Saturday, January 26, 2008

Gizi Masyarakat dan Kualitas Manusia Indonesia


Jumat, 25 januari 2008 | 03:44 WIB

Siswono Yudo Husodo

Tanggal 25 Januari setiap tahun kita peringati sebagai Hari Gizi, dan seyogianyalah dapat meningkatkan kesadaran masyarakat bahwa kualitas gizi masyarakat adalah salah satu penentu kemajuan bangsa-negara kita ke depan.

Krisis ekonomi yang telah berlangsung lama telah meningkatkan angka kemiskinan dan diikuti dengan penurunan kualitas gizi masyarakat. Indikatornya, di berbagai daerah terus ditemukan kasus busung lapar, gizi buruk, dan aneka penyakit rakyat karena melemahnya fisik serta menurunnya daya tahan tubuh karena kualitas gizi yang rendah, yang disebabkan oleh terbatasnya pengetahuan dan ketidakberdayaan ekonomi. Banyak keluarga menghabiskan uang untuk rokok daripada untuk susu bagi anaknya.

Kualitas pangan rakyat kita selama ini telah meningkat cukup baik melalui kampanye intensif 4 Sehat 5 Sempurna. Empat sehat: nasi, jagung, ubi kayu (sumber karbohidrat), daging, telur, ikan (sumber protein dan lemak), sayur dan buah-buahan (sumber serat, vitamin dan mineral); dan sempurna dengan ditambah susu. Namun, bangsa-bangsa lain asupan gizinya meningkat jauh lebih baik, akibatnya secara relatif kualitas pangan rakyat kita menjadi kurang baik jika dibandingkan dengan banyak negara lain.

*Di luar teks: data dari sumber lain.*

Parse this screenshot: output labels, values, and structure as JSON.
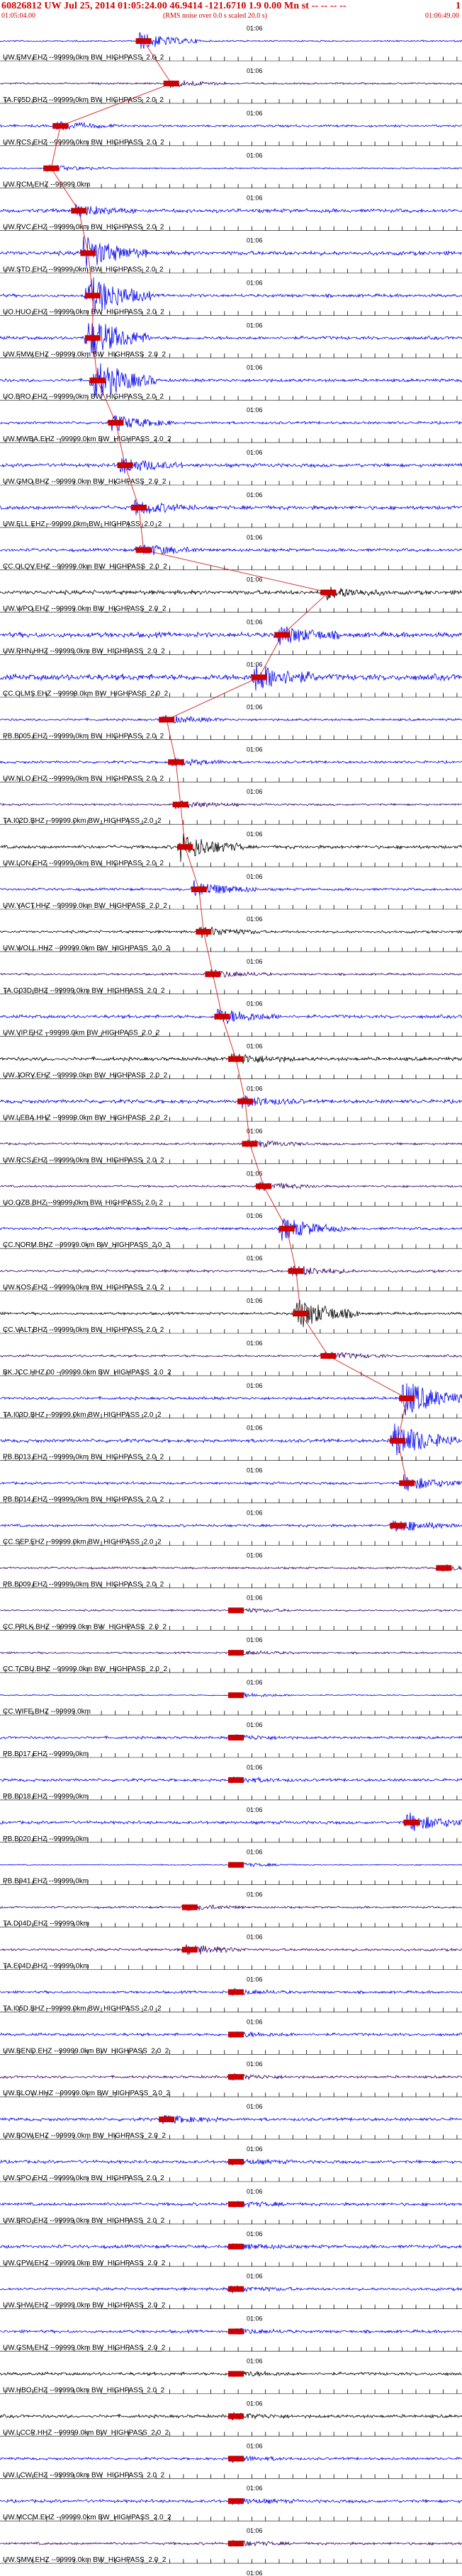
{
  "header": {
    "title": "60826812 UW Jul 25, 2014 01:05:24.00   46.9414 -121.6710   1.9 0.00 Mn st -- -- -- --",
    "title_suffix": "1",
    "start_time": "01:05:04.00",
    "note": "(RMS noise over 0.0 s scaled 20.0 s)",
    "end_time": "01:06:49.00"
  },
  "colors": {
    "blue_trace": "#0000ee",
    "black_trace": "#000000",
    "purple_trace": "#330066",
    "pick": "#cc0000",
    "tick": "#000000",
    "label_bg": "#ffffff"
  },
  "chart_data": {
    "type": "seismogram-record-section",
    "time_mark": "01:06",
    "stations": [
      {
        "label": "UW.EMV.EHZ --99999.0km BW_HIGHPASS_2.0_2",
        "color": "blue",
        "amp": 0.6,
        "burst": 0.3,
        "burstAmp": 3.2
      },
      {
        "label": "TA.F05D.BHZ --99999.0km BW_HIGHPASS_2.0_2",
        "color": "purple",
        "amp": 0.7,
        "burst": 0.36,
        "burstAmp": 1.5
      },
      {
        "label": "UW.RCS.EHZ --99999.0km BW_HIGHPASS_2.0_2",
        "color": "blue",
        "amp": 0.9,
        "burst": 0.12,
        "burstAmp": 1.6
      },
      {
        "label": "UW.RCM.EHZ --99999.0km",
        "color": "blue",
        "amp": 0.6,
        "burst": 0.1,
        "burstAmp": 1.2
      },
      {
        "label": "UW.RVC.EHZ --99999.0km BW_HIGHPASS_2.0_2",
        "color": "blue",
        "amp": 1.4,
        "burst": 0.16,
        "burstAmp": 2.0
      },
      {
        "label": "UW.STD.EHZ --99999.0km BW_HIGHPASS_2.0_2",
        "color": "blue",
        "amp": 1.6,
        "burst": 0.18,
        "burstAmp": 6.0
      },
      {
        "label": "UO.HUO.EHZ --99999.0km BW_HIGHPASS_2.0_2",
        "color": "blue",
        "amp": 1.2,
        "burst": 0.19,
        "burstAmp": 8.0
      },
      {
        "label": "UW.FMW.EHZ --99999.0km BW_HIGHPASS_2.0_2",
        "color": "blue",
        "amp": 1.3,
        "burst": 0.19,
        "burstAmp": 8.0
      },
      {
        "label": "UO.BRO.EHZ --99999.0km BW_HIGHPASS_2.0_2",
        "color": "blue",
        "amp": 1.2,
        "burst": 0.2,
        "burstAmp": 8.0
      },
      {
        "label": "UW.MWBA.EHZ --99999.0km BW_HIGHPASS_2.0_2",
        "color": "blue",
        "amp": 1.0,
        "burst": 0.24,
        "burstAmp": 3.0
      },
      {
        "label": "UW.GMO.BHZ --99999.0km BW_HIGHPASS_2.0_2",
        "color": "blue",
        "amp": 1.4,
        "burst": 0.26,
        "burstAmp": 3.0
      },
      {
        "label": "UW.ELL.EHZ --99999.0km BW_HIGHPASS_2.0_2",
        "color": "blue",
        "amp": 1.5,
        "burst": 0.29,
        "burstAmp": 2.5
      },
      {
        "label": "CC.OLQV.EHZ --99999.0km BW_HIGHPASS_2.0_2",
        "color": "blue",
        "amp": 1.2,
        "burst": 0.3,
        "burstAmp": 2.4
      },
      {
        "label": "UW.WPO.EHZ --99999.0km BW_HIGHPASS_2.0_2",
        "color": "black",
        "amp": 1.6,
        "burst": 0.7,
        "burstAmp": 2.2
      },
      {
        "label": "UW.RHN.HHZ --99999.0km BW_HIGHPASS_2.0_2",
        "color": "blue",
        "amp": 2.0,
        "burst": 0.6,
        "burstAmp": 3.5
      },
      {
        "label": "CC.OLMS.EHZ --99999.0km BW_HIGHPASS_2.0_2",
        "color": "blue",
        "amp": 2.4,
        "burst": 0.55,
        "burstAmp": 5.0
      },
      {
        "label": "PB.B005.EHZ --99999.0km BW_HIGHPASS_2.0_2",
        "color": "blue",
        "amp": 0.9,
        "burst": 0.35,
        "burstAmp": 1.5
      },
      {
        "label": "UW.NLO.EHZ --99999.0km BW_HIGHPASS_2.0_2",
        "color": "blue",
        "amp": 1.0,
        "burst": 0.37,
        "burstAmp": 1.5
      },
      {
        "label": "TA.I02D.BHZ --99999.0km BW_HIGHPASS_2.0_2",
        "color": "purple",
        "amp": 0.8,
        "burst": 0.38,
        "burstAmp": 1.5
      },
      {
        "label": "UW.LON.EHZ --99999.0km BW_HIGHPASS_2.0_2",
        "color": "black",
        "amp": 1.3,
        "burst": 0.39,
        "burstAmp": 5.0
      },
      {
        "label": "UW.YACT.HHZ --99999.0km BW_HIGHPASS_2.0_2",
        "color": "blue",
        "amp": 1.0,
        "burst": 0.42,
        "burstAmp": 3.0
      },
      {
        "label": "UW.WOLL.HHZ --99999.0km BW_HIGHPASS_2.0_2",
        "color": "black",
        "amp": 1.0,
        "burst": 0.43,
        "burstAmp": 2.0
      },
      {
        "label": "TA.G03D.BHZ --99999.0km BW_HIGHPASS_2.0_2",
        "color": "purple",
        "amp": 0.8,
        "burst": 0.45,
        "burstAmp": 1.6
      },
      {
        "label": "UW.VIP.EHZ --99999.0km BW_HIGHPASS_2.0_2",
        "color": "blue",
        "amp": 1.3,
        "burst": 0.47,
        "burstAmp": 3.0
      },
      {
        "label": "UW.JORV.EHZ --99999.0km BW_HIGHPASS_2.0_2",
        "color": "black",
        "amp": 1.4,
        "burst": 0.5,
        "burstAmp": 2.0
      },
      {
        "label": "UW.LEBA.HHZ --99999.0km BW_HIGHPASS_2.0_2",
        "color": "blue",
        "amp": 1.4,
        "burst": 0.52,
        "burstAmp": 2.0
      },
      {
        "label": "UW.RCS.EHZ --99999.0km BW_HIGHPASS_2.0_2",
        "color": "purple",
        "amp": 0.9,
        "burst": 0.53,
        "burstAmp": 1.5
      },
      {
        "label": "UO.OZB.BHZ --99999.0km BW_HIGHPASS_2.0_2",
        "color": "purple",
        "amp": 0.8,
        "burst": 0.56,
        "burstAmp": 1.5
      },
      {
        "label": "CC.NORM.BHZ --99999.0km BW_HIGHPASS_2.0_2",
        "color": "blue",
        "amp": 1.1,
        "burst": 0.61,
        "burstAmp": 4.0
      },
      {
        "label": "UW.KOS.EHZ --99999.0km BW_HIGHPASS_2.0_2",
        "color": "purple",
        "amp": 1.0,
        "burst": 0.63,
        "burstAmp": 2.0
      },
      {
        "label": "CC.VALT.BHZ --99999.0km BW_HIGHPASS_2.0_2",
        "color": "black",
        "amp": 1.0,
        "burst": 0.64,
        "burstAmp": 6.0
      },
      {
        "label": "BK.JCC.HHZ.00 --99999.0km BW_HIGHPASS_2.0_2",
        "color": "purple",
        "amp": 0.9,
        "burst": 0.7,
        "burstAmp": 1.5
      },
      {
        "label": "TA.I03D.BHZ --99999.0km BW_HIGHPASS_2.0_2",
        "color": "blue",
        "amp": 1.1,
        "burst": 0.87,
        "burstAmp": 7.0
      },
      {
        "label": "PB.B013.EHZ --99999.0km BW_HIGHPASS_2.0_2",
        "color": "blue",
        "amp": 1.3,
        "burst": 0.85,
        "burstAmp": 7.0
      },
      {
        "label": "PB.B014.EHZ --99999.0km BW_HIGHPASS_2.0_2",
        "color": "blue",
        "amp": 1.0,
        "burst": 0.87,
        "burstAmp": 3.0
      },
      {
        "label": "CC.SEP.EHZ --99999.0km BW_HIGHPASS_2.0_2",
        "color": "blue",
        "amp": 1.0,
        "burst": 0.85,
        "burstAmp": 2.5
      },
      {
        "label": "PB.B009.EHZ --99999.0km BW_HIGHPASS_2.0_2",
        "color": "purple",
        "amp": 0.8,
        "burst": 0.95,
        "burstAmp": 1.5
      },
      {
        "label": "CC.PRLK.BHZ --99999.0km BW_HIGHPASS_2.0_2",
        "color": "purple",
        "amp": 0.7,
        "burst": 0.5,
        "burstAmp": 1.0
      },
      {
        "label": "CC.TCBU.BHZ --99999.0km BW_HIGHPASS_2.0_2",
        "color": "purple",
        "amp": 0.7,
        "burst": 0.5,
        "burstAmp": 1.0
      },
      {
        "label": "CC.WIFE.BHZ --99999.0km",
        "color": "blue",
        "amp": 0.5,
        "burst": 0.5,
        "burstAmp": 1.0
      },
      {
        "label": "PB.B017.EHZ --99999.0km",
        "color": "blue",
        "amp": 1.0,
        "burst": 0.5,
        "burstAmp": 1.0
      },
      {
        "label": "PB.B018.EHZ --99999.0km",
        "color": "blue",
        "amp": 1.1,
        "burst": 0.5,
        "burstAmp": 1.0
      },
      {
        "label": "PB.B020.EHZ --99999.0km",
        "color": "blue",
        "amp": 1.2,
        "burst": 0.88,
        "burstAmp": 3.5
      },
      {
        "label": "PB.B941.EHZ --99999.0km",
        "color": "blue",
        "amp": 0.4,
        "burst": 0.5,
        "burstAmp": 1.0
      },
      {
        "label": "TA.D04D.EHZ --99999.0km",
        "color": "purple",
        "amp": 0.8,
        "burst": 0.4,
        "burstAmp": 1.2
      },
      {
        "label": "TA.E04D.BHZ --99999.0km",
        "color": "purple",
        "amp": 1.0,
        "burst": 0.4,
        "burstAmp": 2.0
      },
      {
        "label": "TA.I05D.BHZ --99999.0km BW_HIGHPASS_2.0_2",
        "color": "blue",
        "amp": 1.0,
        "burst": 0.5,
        "burstAmp": 1.0
      },
      {
        "label": "UW.BEND.EHZ --99999.0km BW_HIGHPASS_2.0_2",
        "color": "blue",
        "amp": 1.1,
        "burst": 0.5,
        "burstAmp": 1.0
      },
      {
        "label": "UW.BLOW.HHZ --99999.0km BW_HIGHPASS_2.0_2",
        "color": "purple",
        "amp": 1.0,
        "burst": 0.5,
        "burstAmp": 1.0
      },
      {
        "label": "UW.BOW.EHZ --99999.0km BW_HIGHPASS_2.0_2",
        "color": "blue",
        "amp": 1.2,
        "burst": 0.35,
        "burstAmp": 1.5
      },
      {
        "label": "UW.SPO.EHZ --99999.0km BW_HIGHPASS_2.0_2",
        "color": "blue",
        "amp": 1.2,
        "burst": 0.5,
        "burstAmp": 1.0
      },
      {
        "label": "UW.BRO.EHZ --99999.0km BW_HIGHPASS_2.0_2",
        "color": "blue",
        "amp": 1.2,
        "burst": 0.5,
        "burstAmp": 1.0
      },
      {
        "label": "UW.CPW.EHZ --99999.0km BW_HIGHPASS_2.0_2",
        "color": "blue",
        "amp": 1.3,
        "burst": 0.5,
        "burstAmp": 1.0
      },
      {
        "label": "UW.SHW.EHZ --99999.0km BW_HIGHPASS_2.0_2",
        "color": "blue",
        "amp": 1.1,
        "burst": 0.5,
        "burstAmp": 1.0
      },
      {
        "label": "UW.GSM.EHZ --99999.0km BW_HIGHPASS_2.0_2",
        "color": "blue",
        "amp": 1.1,
        "burst": 0.5,
        "burstAmp": 1.0
      },
      {
        "label": "UW.HBO.EHZ --99999.0km BW_HIGHPASS_2.0_2",
        "color": "black",
        "amp": 1.2,
        "burst": 0.5,
        "burstAmp": 1.0
      },
      {
        "label": "UW.LCCR.HHZ --99999.0km BW_HIGHPASS_2.0_2",
        "color": "black",
        "amp": 1.2,
        "burst": 0.5,
        "burstAmp": 1.0
      },
      {
        "label": "UW.LCW.EHZ --99999.0km BW_HIGHPASS_2.0_2",
        "color": "blue",
        "amp": 1.0,
        "burst": 0.5,
        "burstAmp": 1.0
      },
      {
        "label": "UW.MCCM.EHZ --99999.0km BW_HIGHPASS_2.0_2",
        "color": "blue",
        "amp": 1.2,
        "burst": 0.5,
        "burstAmp": 1.0
      },
      {
        "label": "UW.SMW.EHZ --99999.0km BW_HIGHPASS_2.0_2",
        "color": "purple",
        "amp": 1.0,
        "burst": 0.5,
        "burstAmp": 1.0
      },
      {
        "label": "UW.STOR.HHZ --99999.0km BW_HIGHPASS_2.0_2",
        "color": "black",
        "amp": 1.0,
        "burst": 0.5,
        "burstAmp": 1.0
      }
    ]
  }
}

Di mana pun, peningkatan kualitas sumber daya manusia (SDM) ditentukan oleh kualitas pangan yang dikonsumsi rakyat yang akan menentukan tingkat pertumbuhan fisiknya, termasuk kecerdasannya, di samping pendidikan yang bermutu dan pelayanan kesehatan yang baik.

Makan seadanya

Terlalu lama kita membiarkan bangsa ini makan seadanya. Jika dibandingkan dengan negara-negara lain, kecuali beras, tingkat konsumsi per kapita tiap tahun Indonesia untuk berbagai produk pangan penting masih sangat rendah. Tingkat konsumsi rakyat Indonesia untuk telur 3,48 kg/kapita/tahun, Malaysia 17,62 kg, dan Filipina 4,51 kg. Konsumsi rakyat Indonesia untuk daging 7,1 kg/kapita/tahun, Malaysia 46,87 kg, dan Filipina 24,96 kg.

Sebagai negara yang 75 persen wilayahnya berupa lautan yang luasnya 5,8 juta km persegi, konsumsi ikan rakyat kita juga masih rendah, baru 26 kg/kapita/tahun, di bawah Malaysia yang 45 kg dan jauh di bawah Jepang yang 70 kg/ kapita/tahun. Konsumsi sayuran bangsa kita 37,94 kg/kapita/tahun, sementara standar FAO 65,75 kg dan tingkat konsumsi susu rakyat Indonesia baru 6,50 liter kapita/tahun, sementara India telah mencapai 40 liter.

Tak akan ada peningkatan kualitas SDM bangsa kita tanpa peningkatan kualitas gizi makanan sehari-hari masyarakat, terutama protein, mineral, dan vitamin.

Tantangan untuk mengupayakan perbaikan gizi rakyat tidaklah kecil. Pertumbuhan penduduk Indonesia yang tinggi, sekitar 1,4 persen per tahun, dan kondisi gizi masyarakat saat ini yang masih rendah menyebabkan Indonesia menghadapi tantangan ganda; memerlukan peningkatan produksi pangan untuk memenuhi kebutuhan akibat pertambahan penduduk yang tinggi dan peningkatan konsumsi per kapita.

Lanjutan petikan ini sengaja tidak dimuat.